There is a 2–3% chance of recurrence following a successful parathyroidectomy. An annual calcium and PTH check is recommended to ensure that there is no recurrence.
Specific risks include permanent voice change, postoperative bleeding, infection, scar issues, and low calcium, although these risks are low in experienced endocrine surgery hands.
Before Surgery
What time should I go to hospital?
If you are having an operation in the public hospital, the hospital will contact you about 1 month prior to surgery and ask you to attend for a preoperative assessment by the hospital anaesthetic team. The hospital will notify you of the time to arrive on the day of your operation.
In the private hospital setting, your date will be allocated at the time of consultation or soon thereafter and you will be seen by your private anaesthetist prior to or on the day of surgery. The private hospital will notify you, the day prior to surgery, of the time to arrive on the day of your operation.
Do I need to fast?
Yes, you do. Patients having morning surgery need to be fasted from 12 midnight and patients having afternoon surgery are permitted to have a light breakfast and fast from 0700 hours.
Medications
All patients who are taking any of the below blood thinning medication must inform Prof Sidhu or his team at the time of booking surgery.
- Plavix
- Xarelto
- Eliquis
- Apsirin
- Warfarin
- Clopidogrel
Professor Sidhu will discuss these medications at the time of consultation.
Neck exercises
To gain access to the parathyroid glands the neck is tilted backwards. To help relieve soreness and swelling we recommend neck exercises prior to the surgery. Neck exercises booklet can be found here.
In Hospital
Your parathyroid surgery is undertaken using a general anaesthetic: you will be asleep for the operation. Local anaesthetic is used in the neck area to numb the skin for 12-16 hours after surgery. The anaesthetic tube used during surgery can sometimes cause a sore throat afterwards. You will be given tablets for pain relief afterwards. Sometimes by having the neck extended during parathyroid surgery, patients complain of pain in the back of their neck or head-neck exercises and physiotherapy do help in alleviating this pain.

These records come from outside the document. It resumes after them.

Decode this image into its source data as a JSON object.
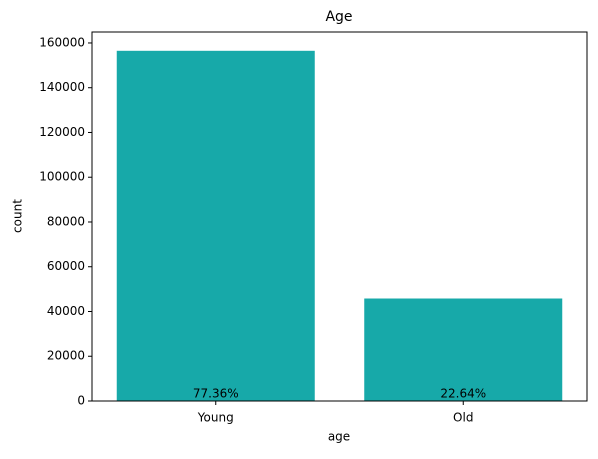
{
  "chart_data": {
    "type": "bar",
    "title": "Age",
    "x_label": "age",
    "y_label": "count",
    "categories": [
      "Young",
      "Old"
    ],
    "values": [
      156500,
      45800
    ],
    "annotations": [
      "77.36%",
      "22.64%"
    ],
    "color": "#17a9a9",
    "ylim": [
      0,
      164900
    ],
    "yticks": [
      0,
      20000,
      40000,
      60000,
      80000,
      100000,
      120000,
      140000,
      160000
    ],
    "grid": false
  }
}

You may wake up with an ice pack on your neck to be used for the first 12-24 hours to minimize skin swelling.
The hospital stay is usually for 1 or 2 nights. Most patients having parathyroids removed will stay 1 night.
After Discharge
All patients will be given a sheet to explain what to expect following the parathyroid surgery. If this does not happen, please download here.
The wound is closed with a dissolving suture and the steristrip dressing stays on for 10 days. You can shower as normal. After 10 days, the steristrip can be replaced with a brown micropore tape. This can be changed every 2 days. Professor Sidhu will review the scar at the post operative appointment and advise of ongoing scar management.

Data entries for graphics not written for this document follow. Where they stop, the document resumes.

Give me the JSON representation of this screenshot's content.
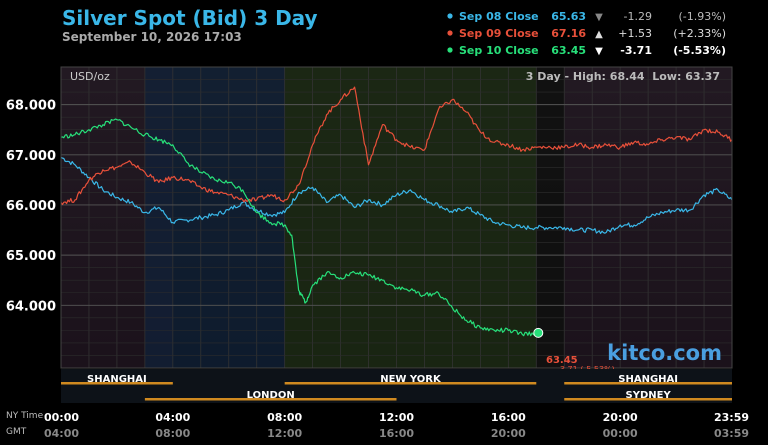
{
  "header": {
    "title": "Silver Spot (Bid) 3 Day",
    "date": "September 10, 2026 17:03"
  },
  "legend": [
    {
      "label": "Sep 08 Close",
      "price": "65.63",
      "arrow": "▼",
      "change": "-1.29",
      "pct": "(-1.93%)",
      "color": "#3ab7e8",
      "arrow_color": "#888888",
      "text_color": "#bbbbbb"
    },
    {
      "label": "Sep 09 Close",
      "price": "67.16",
      "arrow": "▲",
      "change": "+1.53",
      "pct": "(+2.33%)",
      "color": "#e8503a",
      "arrow_color": "#dddddd",
      "text_color": "#dddddd"
    },
    {
      "label": "Sep 10 Close",
      "price": "63.45",
      "arrow": "▼",
      "change": "-3.71",
      "pct": "(-5.53%)",
      "color": "#27e07a",
      "arrow_color": "#ffffff",
      "text_color": "#ffffff"
    }
  ],
  "plot": {
    "unit": "USD/oz",
    "range_label": "3 Day - High: 68.44  Low: 63.37",
    "watermark": "kitco.com",
    "current_price": "63.45",
    "current_change": "-3.71 (-5.53%)"
  },
  "sessions": {
    "top": [
      {
        "name": "SHANGHAI",
        "start": 0,
        "end": 4
      },
      {
        "name": "NEW YORK",
        "start": 8,
        "end": 17
      },
      {
        "name": "SHANGHAI",
        "start": 18,
        "end": 24
      }
    ],
    "bottom": [
      {
        "name": "LONDON",
        "start": 3,
        "end": 12
      },
      {
        "name": "SYDNEY",
        "start": 18,
        "end": 24
      }
    ]
  },
  "time_axis": {
    "row1_label": "NY Time",
    "row2_label": "GMT",
    "ny": [
      "00:00",
      "04:00",
      "08:00",
      "12:00",
      "16:00",
      "20:00",
      "23:59"
    ],
    "gmt": [
      "04:00",
      "08:00",
      "12:00",
      "16:00",
      "20:00",
      "00:00",
      "03:59"
    ]
  },
  "chart_data": {
    "type": "line",
    "title": "Silver Spot (Bid) 3 Day",
    "ylabel": "USD/oz",
    "x_unit": "NY time (hours)",
    "xlim": [
      0,
      24
    ],
    "ylim": [
      62.75,
      68.75
    ],
    "yticks": [
      "64.000",
      "65.000",
      "66.000",
      "67.000",
      "68.000"
    ],
    "ytick_values": [
      64,
      65,
      66,
      67,
      68
    ],
    "grid": true,
    "series": [
      {
        "name": "Sep 08 Close",
        "color": "#3ab7e8",
        "x": [
          0,
          0.5,
          1,
          1.5,
          2,
          2.5,
          3,
          3.5,
          4,
          4.5,
          5,
          5.5,
          6,
          6.5,
          7,
          7.5,
          8,
          8.5,
          9,
          9.5,
          10,
          10.5,
          11,
          11.5,
          12,
          12.5,
          13,
          13.5,
          14,
          14.5,
          15,
          15.5,
          16,
          16.5,
          17,
          17.5,
          18,
          18.5,
          19,
          19.5,
          20,
          20.5,
          21,
          21.5,
          22,
          22.5,
          23,
          23.5,
          24
        ],
        "y": [
          66.95,
          66.8,
          66.55,
          66.3,
          66.15,
          66.05,
          65.85,
          65.95,
          65.65,
          65.7,
          65.75,
          65.8,
          65.9,
          66.05,
          65.9,
          65.8,
          65.85,
          66.25,
          66.35,
          66.05,
          66.2,
          65.95,
          66.1,
          66.0,
          66.2,
          66.3,
          66.1,
          66.0,
          65.85,
          65.95,
          65.8,
          65.65,
          65.6,
          65.55,
          65.55,
          65.55,
          65.55,
          65.5,
          65.5,
          65.45,
          65.6,
          65.6,
          65.75,
          65.85,
          65.9,
          65.9,
          66.2,
          66.3,
          66.1
        ]
      },
      {
        "name": "Sep 09 Close",
        "color": "#e8503a",
        "x": [
          0,
          0.5,
          1,
          1.5,
          2,
          2.5,
          3,
          3.5,
          4,
          4.5,
          5,
          5.5,
          6,
          6.5,
          7,
          7.5,
          8,
          8.5,
          9,
          9.5,
          10,
          10.5,
          11,
          11.5,
          12,
          12.5,
          13,
          13.5,
          14,
          14.5,
          15,
          15.5,
          16,
          16.5,
          17,
          17.5,
          18,
          18.5,
          19,
          19.5,
          20,
          20.5,
          21,
          21.5,
          22,
          22.5,
          23,
          23.5,
          24
        ],
        "y": [
          66.05,
          66.1,
          66.5,
          66.7,
          66.75,
          66.85,
          66.65,
          66.45,
          66.55,
          66.5,
          66.35,
          66.25,
          66.2,
          66.1,
          66.1,
          66.2,
          66.1,
          66.4,
          67.2,
          67.8,
          68.1,
          68.35,
          66.8,
          67.6,
          67.3,
          67.15,
          67.1,
          67.9,
          68.1,
          67.85,
          67.45,
          67.25,
          67.2,
          67.1,
          67.15,
          67.15,
          67.15,
          67.2,
          67.15,
          67.2,
          67.15,
          67.25,
          67.2,
          67.3,
          67.35,
          67.3,
          67.5,
          67.45,
          67.3
        ]
      },
      {
        "name": "Sep 10 Close",
        "color": "#27e07a",
        "x": [
          0,
          0.5,
          1,
          1.5,
          2,
          2.5,
          3,
          3.5,
          4,
          4.5,
          5,
          5.5,
          6,
          6.5,
          7,
          7.5,
          8,
          8.25,
          8.5,
          8.75,
          9,
          9.5,
          10,
          10.5,
          11,
          11.5,
          12,
          12.5,
          13,
          13.5,
          14,
          14.5,
          15,
          15.5,
          16,
          16.5,
          17
        ],
        "y": [
          67.35,
          67.4,
          67.5,
          67.6,
          67.7,
          67.55,
          67.4,
          67.3,
          67.2,
          66.85,
          66.65,
          66.5,
          66.45,
          66.3,
          65.85,
          65.65,
          65.6,
          65.4,
          64.3,
          64.05,
          64.4,
          64.65,
          64.55,
          64.65,
          64.6,
          64.5,
          64.35,
          64.3,
          64.2,
          64.25,
          63.95,
          63.7,
          63.55,
          63.5,
          63.5,
          63.42,
          63.45
        ]
      }
    ]
  }
}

No driving is permitted for 3-4 days following the parathyroid surgery and you can return to work in 1-2 weeks depending on the type of work you do.
Normal Symptoms After Surgery
A number of symptoms can occur following parathyroid surgery, which you don't have to worry about. These are normal and will settle with time. They include:
- Sensation of difficulty swallowing
- Sensation of tightness in the neck without any obvious neck swelling
- Numbness in the skin above and below the incision
- Throat irritation from the anaesthetic tube
- Intermittent voice change. This can range from true hoarseness of voice all the time to fluctuations in volume and clarity especially towards the end of the day.

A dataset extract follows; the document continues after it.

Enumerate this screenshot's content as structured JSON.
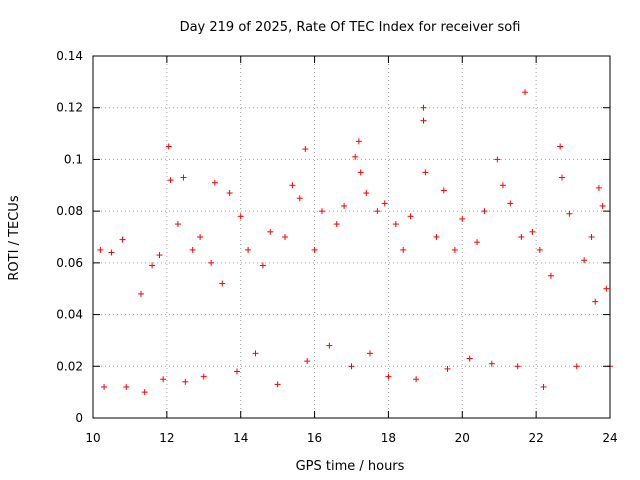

Recurrent laryngeal nerve injury is usually temporary in 2-3% of people and recovers in a few weeks following surgery.
Symptoms you do have to worry about
- Delayed neck swelling producing difficulty breathing
- Redness and heat in the wound with a high temperature over 38 degrees
If any of these symptoms occur after your parathyroid surgery, please contact Professor Sidhus team review the postoperative instruction sheet or go to your local GP or hospital if you are a country patient.